To the boy these words were meaningless. The creamy drawl with which they were uttered robbed them of the vicious or ferocious, making them mere humorous explosions. He could laugh at them, and yet he laughed with a feeling of discomfort.
The discomfort was the greater because in kindness to him lay the one point as to which the couple were agreed. Making no attempt to reconcile elements so discordant, all he could do was to soften the conditions which each found distasteful. He kept the house tidier for the man; he did for the woman a few of the things her husband overlooked.
"It's him that ought to do that," she would point out, in dull rebellion. "He's doing it for some other woman I'll be bound. Who is that woman that he meets?"
Conjugal betrayal was also new to Tom, and not easily comprehensible. That a man with a wife should also be "going with a girl" was a possibility that had never come within his experience while living with the Tollivants. He had heard a good many things from Art, as also from some other boys, but this event seemed to have escaped even their wide observation. It would have escaped his own had not Mrs. Quidmore harped on it.
"I do believe he'd like to see me in my grave. I'm in their way, and they'd like to get me out of it. Oh, you needn't tell me! Couldn't you keep an eye on him, and tell me what she's like?"
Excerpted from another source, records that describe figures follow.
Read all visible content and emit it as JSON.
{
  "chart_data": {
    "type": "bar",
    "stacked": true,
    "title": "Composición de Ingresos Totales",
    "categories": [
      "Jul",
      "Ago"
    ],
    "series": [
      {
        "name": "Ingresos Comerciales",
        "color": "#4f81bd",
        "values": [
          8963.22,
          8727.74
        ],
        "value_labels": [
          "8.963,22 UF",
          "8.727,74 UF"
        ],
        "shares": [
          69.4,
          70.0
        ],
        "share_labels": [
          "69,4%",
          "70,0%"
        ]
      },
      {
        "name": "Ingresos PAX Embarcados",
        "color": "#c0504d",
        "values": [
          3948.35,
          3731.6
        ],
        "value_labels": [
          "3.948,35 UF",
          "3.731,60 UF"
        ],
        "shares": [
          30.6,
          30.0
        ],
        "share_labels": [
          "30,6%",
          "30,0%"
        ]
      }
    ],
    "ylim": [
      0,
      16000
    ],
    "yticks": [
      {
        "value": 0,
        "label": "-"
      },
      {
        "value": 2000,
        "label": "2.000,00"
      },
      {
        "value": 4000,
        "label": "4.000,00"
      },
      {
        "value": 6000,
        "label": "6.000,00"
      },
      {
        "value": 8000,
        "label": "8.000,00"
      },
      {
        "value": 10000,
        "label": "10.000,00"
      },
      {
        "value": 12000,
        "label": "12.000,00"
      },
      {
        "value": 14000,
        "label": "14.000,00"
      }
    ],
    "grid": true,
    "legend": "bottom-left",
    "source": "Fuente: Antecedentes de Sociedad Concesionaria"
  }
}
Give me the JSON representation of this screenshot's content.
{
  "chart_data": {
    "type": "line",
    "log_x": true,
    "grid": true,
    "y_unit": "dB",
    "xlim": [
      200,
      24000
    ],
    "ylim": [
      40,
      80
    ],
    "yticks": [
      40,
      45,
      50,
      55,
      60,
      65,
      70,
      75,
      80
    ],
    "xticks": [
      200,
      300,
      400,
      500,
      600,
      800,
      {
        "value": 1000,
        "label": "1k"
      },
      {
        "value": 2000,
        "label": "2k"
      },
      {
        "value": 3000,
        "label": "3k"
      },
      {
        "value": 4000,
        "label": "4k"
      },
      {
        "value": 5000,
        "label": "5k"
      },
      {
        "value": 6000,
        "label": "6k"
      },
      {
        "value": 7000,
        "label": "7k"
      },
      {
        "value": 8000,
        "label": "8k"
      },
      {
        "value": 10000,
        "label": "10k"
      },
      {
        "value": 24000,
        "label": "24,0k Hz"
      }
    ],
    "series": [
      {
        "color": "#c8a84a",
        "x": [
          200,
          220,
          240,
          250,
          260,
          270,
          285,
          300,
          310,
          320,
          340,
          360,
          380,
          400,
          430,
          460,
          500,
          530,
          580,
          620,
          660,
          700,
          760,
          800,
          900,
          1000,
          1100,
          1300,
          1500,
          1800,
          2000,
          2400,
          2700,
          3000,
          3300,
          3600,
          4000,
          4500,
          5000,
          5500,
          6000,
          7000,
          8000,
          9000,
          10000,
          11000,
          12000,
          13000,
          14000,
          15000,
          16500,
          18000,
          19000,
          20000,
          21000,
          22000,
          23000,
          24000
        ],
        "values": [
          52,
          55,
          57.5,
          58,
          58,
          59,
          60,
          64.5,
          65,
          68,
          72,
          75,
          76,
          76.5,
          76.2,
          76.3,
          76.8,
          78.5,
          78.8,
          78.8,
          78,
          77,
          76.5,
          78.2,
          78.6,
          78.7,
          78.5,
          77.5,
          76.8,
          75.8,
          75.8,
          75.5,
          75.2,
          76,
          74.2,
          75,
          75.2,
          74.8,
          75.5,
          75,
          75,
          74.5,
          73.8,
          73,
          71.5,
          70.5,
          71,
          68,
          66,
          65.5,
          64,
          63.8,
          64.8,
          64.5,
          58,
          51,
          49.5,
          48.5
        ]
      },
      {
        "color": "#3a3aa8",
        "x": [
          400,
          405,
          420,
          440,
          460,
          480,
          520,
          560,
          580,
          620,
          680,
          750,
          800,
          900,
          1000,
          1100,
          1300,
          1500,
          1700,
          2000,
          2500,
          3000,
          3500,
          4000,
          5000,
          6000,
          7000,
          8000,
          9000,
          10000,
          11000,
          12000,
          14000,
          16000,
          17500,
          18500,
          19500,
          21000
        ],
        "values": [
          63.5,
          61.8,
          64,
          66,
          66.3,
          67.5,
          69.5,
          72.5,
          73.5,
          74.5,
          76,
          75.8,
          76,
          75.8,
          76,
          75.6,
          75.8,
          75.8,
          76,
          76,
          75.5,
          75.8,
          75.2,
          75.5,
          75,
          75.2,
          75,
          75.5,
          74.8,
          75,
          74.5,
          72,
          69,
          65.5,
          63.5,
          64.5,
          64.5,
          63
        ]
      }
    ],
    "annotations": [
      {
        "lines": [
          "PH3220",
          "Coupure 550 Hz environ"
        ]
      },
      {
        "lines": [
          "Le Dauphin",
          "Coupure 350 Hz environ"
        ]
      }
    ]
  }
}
For Mrs. Quidmore's sake he watched Mr. Quidmore, but as he didn't know what he was watching him for the results were not helpful. And he liked them both. He might have said that he loved them both, since loving came to him so easily. Mrs. Quidmore washed and mended his clothes, and whenever she went to Harfrey or some other town she added to his wardrobe. Mr. Quidmore was forever dropping into his ear some gentle, honeyed confidence of which Mrs. Quidmore was the butt. Neither of them ever scolded him, or overworked him. He was in the house almost as a son. And then one day he learned that he was to be there altogether as a son.
XII
He never knew how and when the question as to his adoption had been raised, or whether the husband or the wife had raised it first. Here, too, the steps were taken with that kind of mystification which shrouded so much of his destiny. He himself was not consulted till, apparently, all the principal parties but himself had decided on the matter. One of the Guardians, or a representative, asked him the formal question as to whether or not he should like it, and being answered with a Yes, had gone away. The next thing he knew he had legally become the son of Martin and Anna Quidmore, and was to be henceforth called by their name.